10. Distributed training

Distributed training is supported for IPU Pod systems. Here, the IPUs in a rack are interconnected by IPU-Links, and IPUs in different racks are interconnected by GW-Links. Distributed training uses these links to perform collective operations without host involvement. When using multiple instances (host processes), there may however still be a need for communication over the host network, for example for broadcasting the initial values of variables from the first instance to the others.

To perform distributed training on Pod systems, use PopDistStrategy, which performs data-parallel synchronous training using multiple host processes. In this sense it is similar to MultiWorkerMirroredStrategy provided in standard TensorFlow. Initial values are broadcast over the host network using PopDist.

Collective operations (explicitly through a member function like reduce() or implicitly by using an optimizer under the strategy scope) will be performed directly on the IPU by using compiled communications with the GCL library over the IPU-Links and GW-Links. The PopDistStrategy is designed for use with PopDist and PopRun. Refer to the PopDist and PopRun User Guide for more details.
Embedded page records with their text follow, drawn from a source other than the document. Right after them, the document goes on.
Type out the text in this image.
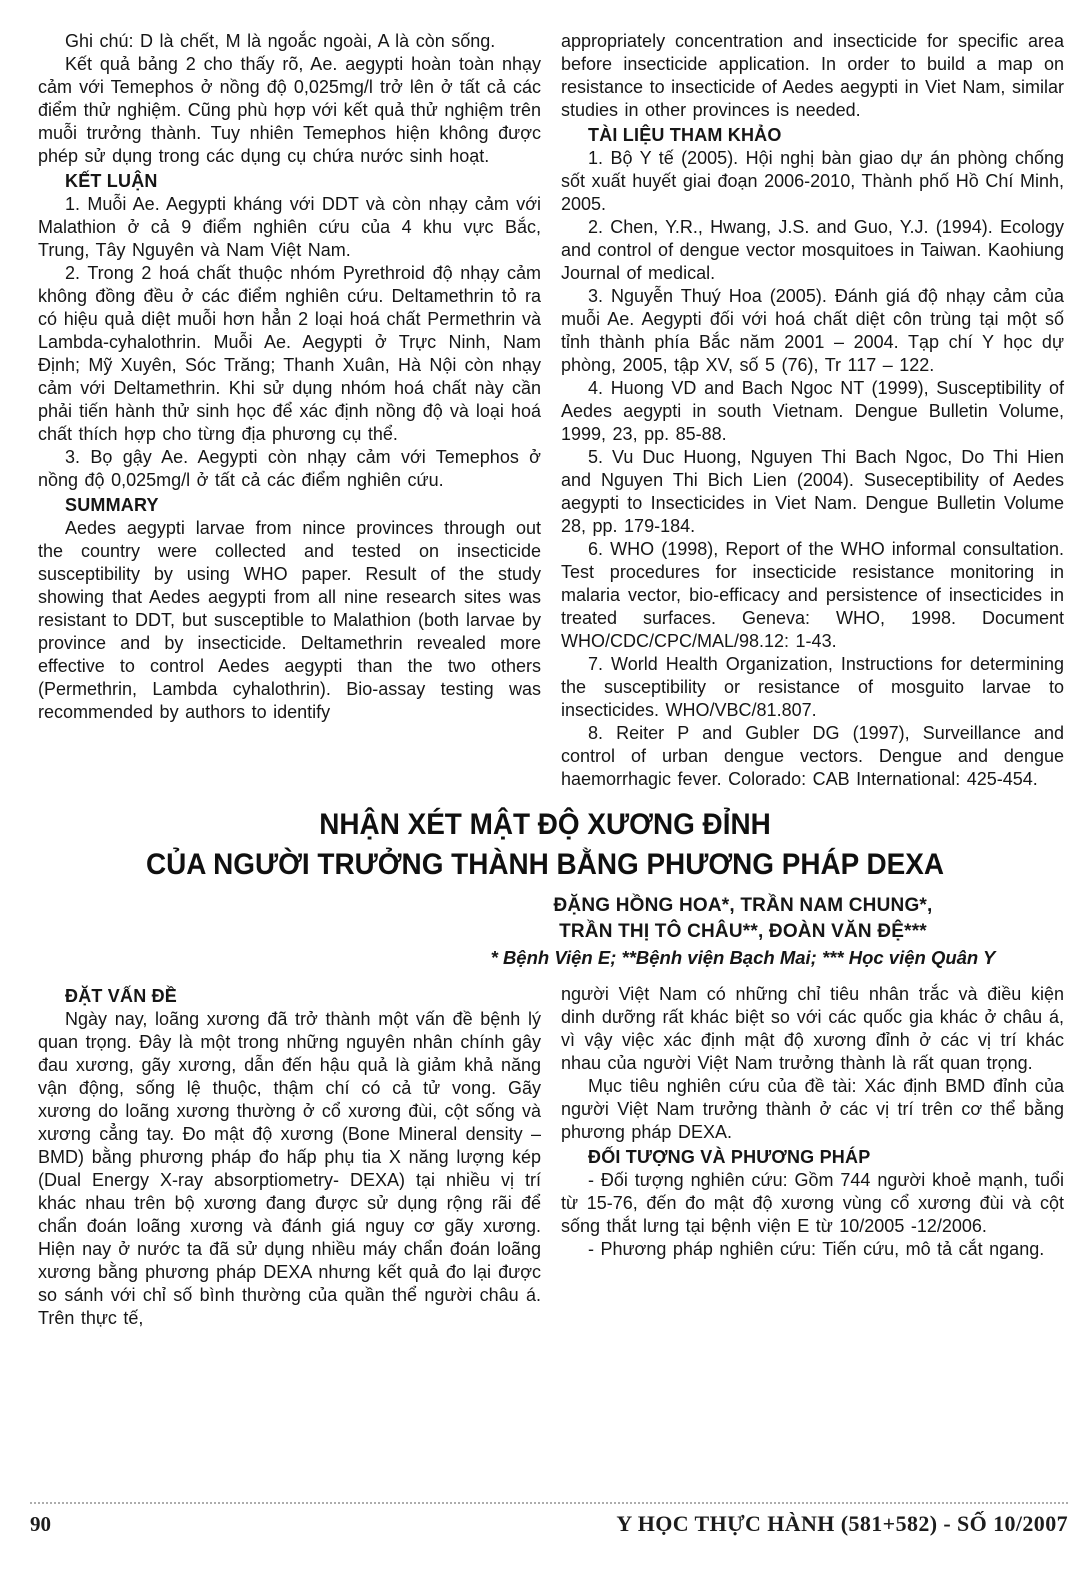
Ghi chú: D là chết, M là ngoắc ngoài, A là còn sống.

Kết quả bảng 2 cho thấy rõ, Ae. aegypti hoàn toàn nhạy cảm với Temephos ở nồng độ 0,025mg/l trở lên ở tất cả các điểm thử nghiệm. Cũng phù hợp với kết quả thử nghiệm trên muỗi trưởng thành. Tuy nhiên Temephos hiện không được phép sử dụng trong các dụng cụ chứa nước sinh hoạt.

KẾT LUẬN

1. Muỗi Ae. Aegypti kháng với DDT và còn nhạy cảm với Malathion ở cả 9 điểm nghiên cứu của 4 khu vực Bắc, Trung, Tây Nguyên và Nam Việt Nam.

2. Trong 2 hoá chất thuộc nhóm Pyrethroid độ nhạy cảm không đồng đều ở các điểm nghiên cứu. Deltamethrin tỏ ra có hiệu quả diệt muỗi hơn hẳn 2 loại hoá chất Permethrin và Lambda-cyhalothrin. Muỗi Ae. Aegypti ở Trực Ninh, Nam Định; Mỹ Xuyên, Sóc Trăng; Thanh Xuân, Hà Nội còn nhạy cảm với Deltamethrin. Khi sử dụng nhóm hoá chất này cần phải tiến hành thử sinh học để xác định nồng độ và loại hoá chất thích hợp cho từng địa phương cụ thể.

3. Bọ gậy Ae. Aegypti còn nhạy cảm với Temephos ở nồng độ 0,025mg/l ở tất cả các điểm nghiên cứu.

SUMMARY

Aedes aegypti larvae from nince provinces through out the country were collected and tested on insecticide susceptibility by using WHO paper. Result of the study showing that Aedes aegypti from all nine research sites was resistant to DDT, but susceptible to Malathion (both larvae by province and by insecticide. Deltamethrin revealed more effective to control Aedes aegypti than the two others (Permethrin, Lambda cyhalothrin). Bio-assay testing was recommended by authors to identify

appropriately concentration and insecticide for specific area before insecticide application. In order to build a map on resistance to insecticide of Aedes aegypti in Viet Nam, similar studies in other provinces is needed.

TÀI LIỆU THAM KHẢO

1. Bộ Y tế (2005). Hội nghị bàn giao dự án phòng chống sốt xuất huyết giai đoạn 2006-2010, Thành phố Hồ Chí Minh, 2005.

2. Chen, Y.R., Hwang, J.S. and Guo, Y.J. (1994). Ecology and control of dengue vector mosquitoes in Taiwan. Kaohiung Journal of medical.

3. Nguyễn Thuý Hoa (2005). Đánh giá độ nhạy cảm của muỗi Ae. Aegypti đối với hoá chất diệt côn trùng tại một số tỉnh thành phía Bắc năm 2001 – 2004. Tạp chí Y học dự phòng, 2005, tập XV, số 5 (76), Tr 117 – 122.

4. Huong VD and Bach Ngoc NT (1999), Susceptibility of Aedes aegypti in south Vietnam. Dengue Bulletin Volume, 1999, 23, pp. 85-88.

5. Vu Duc Huong, Nguyen Thi Bach Ngoc, Do Thi Hien and Nguyen Thi Bich Lien (2004). Suseceptibility of Aedes aegypti to Insecticides in Viet Nam. Dengue Bulletin Volume 28, pp. 179-184.

6. WHO (1998), Report of the WHO informal consultation. Test procedures for insecticide resistance monitoring in malaria vector, bio-efficacy and persistence of insecticides in treated surfaces. Geneva: WHO, 1998. Document WHO/CDC/CPC/MAL/98.12: 1-43.

7. World Health Organization, Instructions for determining the susceptibility or resistance of mosguito larvae to insecticides. WHO/VBC/81.807.

8. Reiter P and Gubler DG (1997), Surveillance and control of urban dengue vectors. Dengue and dengue haemorrhagic fever. Colorado: CAB International: 425-454.

NHẬN XÉT MẬT ĐỘ XƯƠNG ĐỈNH
CỦA NGƯỜI TRƯỞNG THÀNH BẰNG PHƯƠNG PHÁP DEXA
ĐẶNG HỒNG HOA*, TRẦN NAM CHUNG*,
TRẦN THỊ TÔ CHÂU**, ĐOÀN VĂN ĐỆ***
* Bệnh Viện E; **Bệnh viện Bạch Mai; *** Học viện Quân Y
ĐẶT VẤN ĐỀ

Ngày nay, loãng xương đã trở thành một vấn đề bệnh lý quan trọng. Đây là một trong những nguyên nhân chính gây đau xương, gãy xương, dẫn đến hậu quả là giảm khả năng vận động, sống lệ thuộc, thậm chí có cả tử vong. Gãy xương do loãng xương thường ở cổ xương đùi, cột sống và xương cẳng tay. Đo mật độ xương (Bone Mineral density – BMD) bằng phương pháp đo hấp phụ tia X năng lượng kép (Dual Energy X-ray absorptiometry- DEXA) tại nhiều vị trí khác nhau trên bộ xương đang được sử dụng rộng rãi để chẩn đoán loãng xương và đánh giá nguy cơ gãy xương. Hiện nay ở nước ta đã sử dụng nhiều máy chẩn đoán loãng xương bằng phương pháp DEXA nhưng kết quả đo lại được so sánh với chỉ số bình thường của quần thể người châu á. Trên thực tế,

người Việt Nam có những chỉ tiêu nhân trắc và điều kiện dinh dưỡng rất khác biệt so với các quốc gia khác ở châu á, vì vậy việc xác định mật độ xương đỉnh ở các vị trí khác nhau của người Việt Nam trưởng thành là rất quan trọng.

Mục tiêu nghiên cứu của đề tài: Xác định BMD đỉnh của người Việt Nam trưởng thành ở các vị trí trên cơ thể bằng phương pháp DEXA.

ĐỐI TƯỢNG VÀ PHƯƠNG PHÁP

- Đối tượng nghiên cứu: Gồm 744 người khoẻ mạnh, tuổi từ 15-76, đến đo mật độ xương vùng cổ xương đùi và cột sống thắt lưng tại bệnh viện E từ 10/2005 -12/2006.

- Phương pháp nghiên cứu: Tiến cứu, mô tả cắt ngang.

90	Y HỌC THỰC HÀNH (581+582) - SỐ 10/2007
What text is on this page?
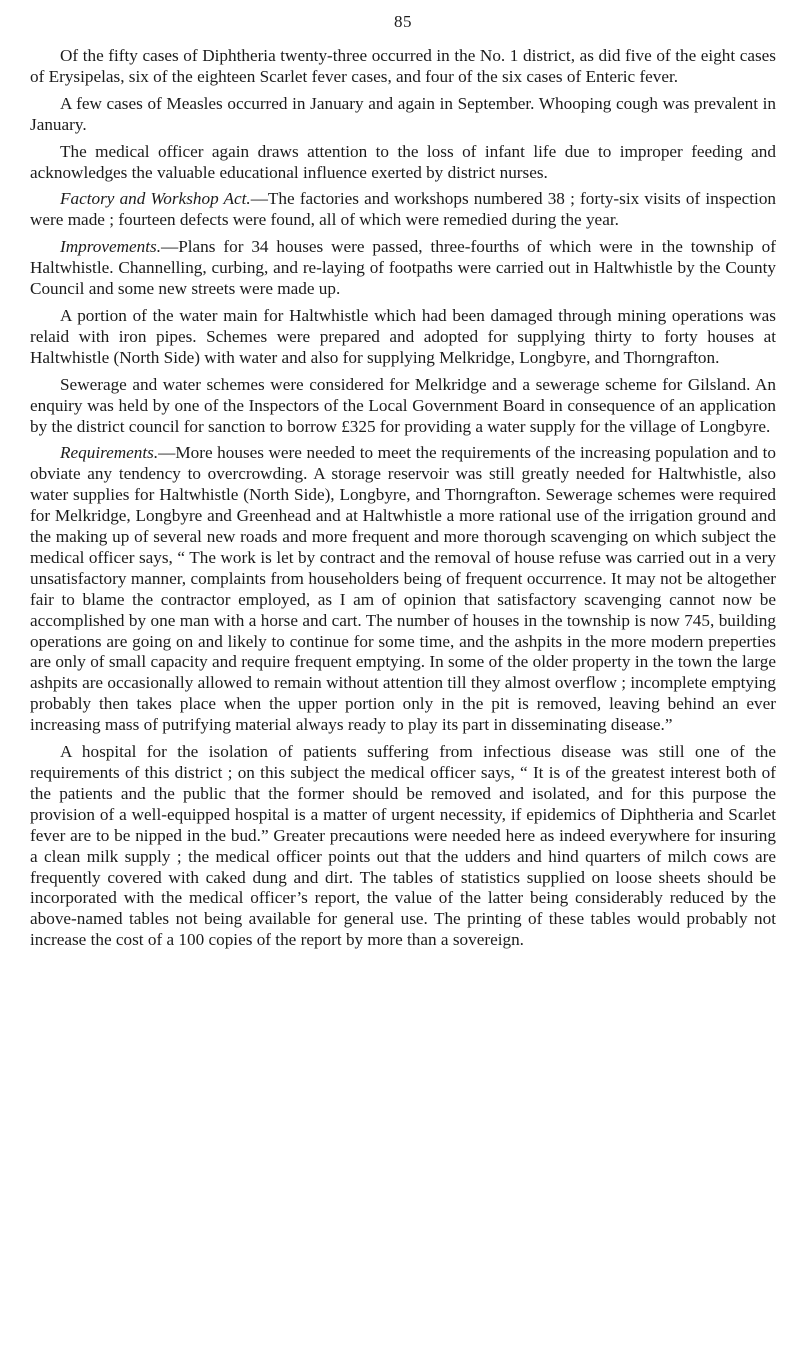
85

Of the fifty cases of Diphtheria twenty-three occurred in the No. 1 district, as did five of the eight cases of Erysipelas, six of the eighteen Scarlet fever cases, and four of the six cases of Enteric fever.

A few cases of Measles occurred in January and again in September. Whooping cough was prevalent in January.

The medical officer again draws attention to the loss of infant life due to improper feeding and acknowledges the valuable educational influence exerted by district nurses.

Factory and Workshop Act.—The factories and workshops numbered 38 ; forty-six visits of inspection were made ; fourteen defects were found, all of which were remedied during the year.

Improvements.—Plans for 34 houses were passed, three-fourths of which were in the township of Haltwhistle. Channelling, curbing, and re-laying of footpaths were carried out in Haltwhistle by the County Council and some new streets were made up.

A portion of the water main for Haltwhistle which had been damaged through mining operations was relaid with iron pipes. Schemes were prepared and adopted for supplying thirty to forty houses at Haltwhistle (North Side) with water and also for supplying Melkridge, Longbyre, and Thorngrafton.

Sewerage and water schemes were considered for Melkridge and a sewerage scheme for Gilsland. An enquiry was held by one of the Inspectors of the Local Government Board in consequence of an application by the district council for sanction to borrow £325 for providing a water supply for the village of Longbyre.

Requirements.—More houses were needed to meet the requirements of the increasing population and to obviate any tendency to overcrowding. A storage reservoir was still greatly needed for Haltwhistle, also water supplies for Haltwhistle (North Side), Longbyre, and Thorngrafton. Sewerage schemes were required for Melkridge, Longbyre and Greenhead and at Haltwhistle a more rational use of the irrigation ground and the making up of several new roads and more frequent and more thorough scavenging on which subject the medical officer says, “ The work is let by contract and the removal of house refuse was carried out in a very unsatisfactory manner, complaints from householders being of frequent occurrence. It may not be altogether fair to blame the contractor employed, as I am of opinion that satisfactory scavenging cannot now be accomplished by one man with a horse and cart. The number of houses in the township is now 745, building operations are going on and likely to continue for some time, and the ashpits in the more modern preperties are only of small capacity and require frequent emptying. In some of the older property in the town the large ashpits are occasionally allowed to remain without attention till they almost overflow ; incomplete emptying probably then takes place when the upper portion only in the pit is removed, leaving behind an ever increasing mass of putrifying material always ready to play its part in disseminating disease.”

A hospital for the isolation of patients suffering from infectious disease was still one of the requirements of this district ; on this subject the medical officer says, “ It is of the greatest interest both of the patients and the public that the former should be removed and isolated, and for this purpose the provision of a well-equipped hospital is a matter of urgent necessity, if epidemics of Diphtheria and Scarlet fever are to be nipped in the bud.” Greater precautions were needed here as indeed everywhere for insuring a clean milk supply ; the medical officer points out that the udders and hind quarters of milch cows are frequently covered with caked dung and dirt. The tables of statistics supplied on loose sheets should be incorporated with the medical officer’s report, the value of the latter being considerably reduced by the above-named tables not being available for general use. The printing of these tables would probably not increase the cost of a 100 copies of the report by more than a sovereign.
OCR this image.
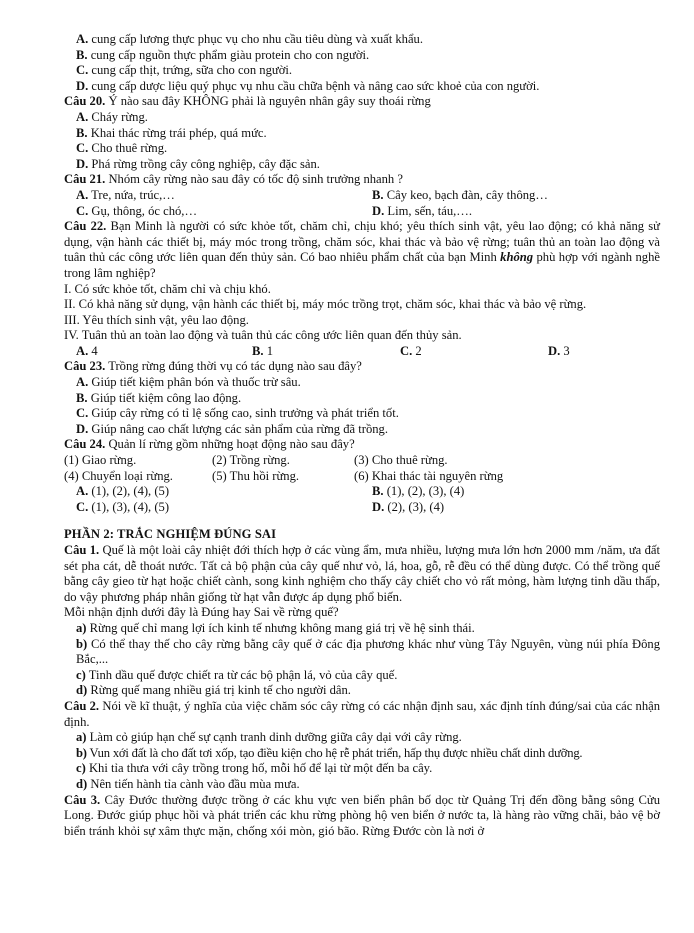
A. cung cấp lương thực phục vụ cho nhu cầu tiêu dùng và xuất khẩu.
B. cung cấp nguồn thực phẩm giàu protein cho con người.
C. cung cấp thịt, trứng, sữa cho con người.
D. cung cấp dược liệu quý phục vụ nhu cầu chữa bệnh và nâng cao sức khoẻ của con người.
Câu 20. Ý nào sau đây KHÔNG phải là nguyên nhân gây suy thoái rừng
A. Cháy rừng.
B. Khai thác rừng trái phép, quá mức.
C. Cho thuê rừng.
D. Phá rừng trồng cây công nghiệp, cây đặc sản.
Câu 21. Nhóm cây rừng nào sau đây có tốc độ sinh trưởng nhanh ?
A. Tre, nứa, trúc,…	B. Cây keo, bạch đàn, cây thông…
C. Gụ, thông, óc chó,…	D. Lim, sến, táu,….
Câu 22. Bạn Minh là người có sức khỏe tốt, chăm chỉ, chịu khó; yêu thích sinh vật, yêu lao động; có khả năng sử dụng, vận hành các thiết bị, máy móc trong trồng, chăm sóc, khai thác và bảo vệ rừng; tuân thủ an toàn lao động và tuân thủ các công ước liên quan đến thủy sản. Có bao nhiêu phẩm chất của bạn Minh không phù hợp với ngành nghề trong lâm nghiệp?
I. Có sức khỏe tốt, chăm chỉ và chịu khó.
II. Có khả năng sử dụng, vận hành các thiết bị, máy móc trồng trọt, chăm sóc, khai thác và bảo vệ rừng.
III. Yêu thích sinh vật, yêu lao động.
IV. Tuân thủ an toàn lao động và tuân thủ các công ước liên quan đến thủy sản.
A. 4	B. 1	C. 2	D. 3
Câu 23. Trồng rừng đúng thời vụ có tác dụng nào sau đây?
A. Giúp tiết kiệm phân bón và thuốc trừ sâu.
B. Giúp tiết kiệm công lao động.
C. Giúp cây rừng có tỉ lệ sống cao, sinh trưởng và phát triển tốt.
D. Giúp nâng cao chất lượng các sản phẩm của rừng đã trồng.
Câu 24. Quản lí rừng gồm những hoạt động nào sau đây?
(1) Giao rừng.	(2) Trồng rừng.	(3) Cho thuê rừng.
(4) Chuyển loại rừng.	(5) Thu hồi rừng.	(6) Khai thác tài nguyên rừng
A. (1), (2), (4), (5)	B. (1), (2), (3), (4)
C. (1), (3), (4), (5)	D. (2), (3), (4)
PHẦN 2: TRẮC NGHIỆM ĐÚNG SAI
Câu 1. Quế là một loài cây nhiệt đới thích hợp ở các vùng ẩm, mưa nhiều, lượng mưa lớn hơn 2000 mm /năm, ưa đất sét pha cát, dễ thoát nước. Tất cả bộ phận của cây quế như vỏ, lá, hoa, gỗ, rễ đều có thể dùng được. Có thể trồng quế bằng cây gieo từ hạt hoặc chiết cành, song kinh nghiệm cho thấy cây chiết cho vỏ rất mỏng, hàm lượng tinh dầu thấp, do vậy phương pháp nhân giống từ hạt vẫn được áp dụng phổ biến.
Mỗi nhận định dưới đây là Đúng hay Sai về rừng quế?
a) Rừng quế chỉ mang lợi ích kinh tế nhưng không mang giá trị về hệ sinh thái.
b) Có thể thay thế cho cây rừng bằng cây quế ở các địa phương khác như vùng Tây Nguyên, vùng núi phía Đông Bắc,...
c) Tinh dầu quế được chiết ra từ các bộ phận lá, vỏ của cây quế.
d) Rừng quế mang nhiều giá trị kinh tế cho người dân.
Câu 2. Nói về kĩ thuật, ý nghĩa của việc chăm sóc cây rừng có các nhận định sau, xác định tính đúng/sai của các nhận định.
a) Làm cỏ giúp hạn chế sự cạnh tranh dinh dưỡng giữa cây dại với cây rừng.
b) Vun xới đất là cho đất tơi xốp, tạo điều kiện cho hệ rễ phát triển, hấp thụ được nhiều chất dinh dưỡng.
c) Khi tỉa thưa với cây trồng trong hố, mỗi hố để lại từ một đến ba cây.
d) Nên tiến hành tỉa cành vào đầu mùa mưa.
Câu 3. Cây Đước thường được trồng ở các khu vực ven biển phân bố dọc từ Quảng Trị đến đồng bằng sông Cửu Long. Đước giúp phục hồi và phát triển các khu rừng phòng hộ ven biển ở nước ta, là hàng rào vững chãi, bảo vệ bờ biển tránh khỏi sự xâm thực mặn, chống xói mòn, gió bão. Rừng Đước còn là nơi ở
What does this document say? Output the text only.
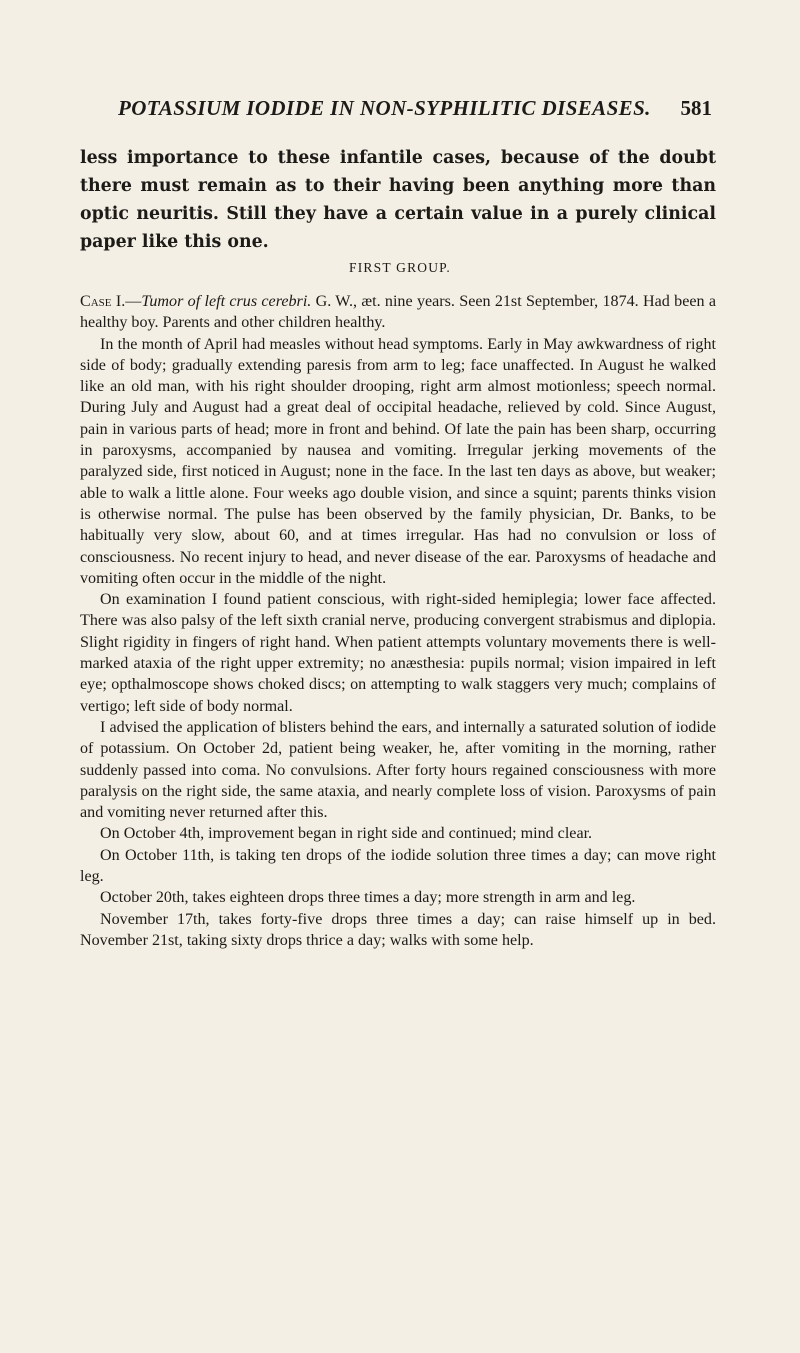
POTASSIUM IODIDE IN NON-SYPHILITIC DISEASES. 581
less importance to these infantile cases, because of the doubt there must remain as to their having been anything more than optic neuritis. Still they have a certain value in a purely clinical paper like this one.
FIRST GROUP.

Case I.—Tumor of left crus cerebri. G. W., æt. nine years. Seen 21st September, 1874. Had been a healthy boy. Parents and other children healthy.

In the month of April had measles without head symptoms. Early in May awkwardness of right side of body; gradually extending paresis from arm to leg; face unaffected. In August he walked like an old man, with his right shoulder drooping, right arm almost motionless; speech normal. During July and August had a great deal of occipital headache, relieved by cold. Since August, pain in various parts of head; more in front and behind. Of late the pain has been sharp, occurring in paroxysms, accompanied by nausea and vomiting. Irregular jerking movements of the paralyzed side, first noticed in August; none in the face. In the last ten days as above, but weaker; able to walk a little alone. Four weeks ago double vision, and since a squint; parents thinks vision is otherwise normal. The pulse has been observed by the family physician, Dr. Banks, to be habitually very slow, about 60, and at times irregular. Has had no convulsion or loss of consciousness. No recent injury to head, and never disease of the ear. Paroxysms of headache and vomiting often occur in the middle of the night.

On examination I found patient conscious, with right-sided hemiplegia; lower face affected. There was also palsy of the left sixth cranial nerve, producing convergent strabismus and diplopia. Slight rigidity in fingers of right hand. When patient attempts voluntary movements there is well-marked ataxia of the right upper extremity; no anæsthesia: pupils normal; vision impaired in left eye; opthalmoscope shows choked discs; on attempting to walk staggers very much; complains of vertigo; left side of body normal.

I advised the application of blisters behind the ears, and internally a saturated solution of iodide of potassium. On October 2d, patient being weaker, he, after vomiting in the morning, rather suddenly passed into coma. No convulsions. After forty hours regained consciousness with more paralysis on the right side, the same ataxia, and nearly complete loss of vision. Paroxysms of pain and vomiting never returned after this.

On October 4th, improvement began in right side and continued; mind clear.

On October 11th, is taking ten drops of the iodide solution three times a day; can move right leg.

October 20th, takes eighteen drops three times a day; more strength in arm and leg.

November 17th, takes forty-five drops three times a day; can raise himself up in bed. November 21st, taking sixty drops thrice a day; walks with some help.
A distinction should be made between the PopDistStrategy and the IPUStrategy provided in TensorFlow 2. The IPUStrategy targets a single system with one or more IPUs attached, whereas PopDistStrategy targets distributed Pod systems.

10.1. PopDistStrategy examples

There are examples for PopDistStrategy in the Graphcore feature examples on GitHub.

10.2. Limitations and known issues

  • Replicated Tensor Sharding (RTS) is not supported for distributed training with PopDistStrategy.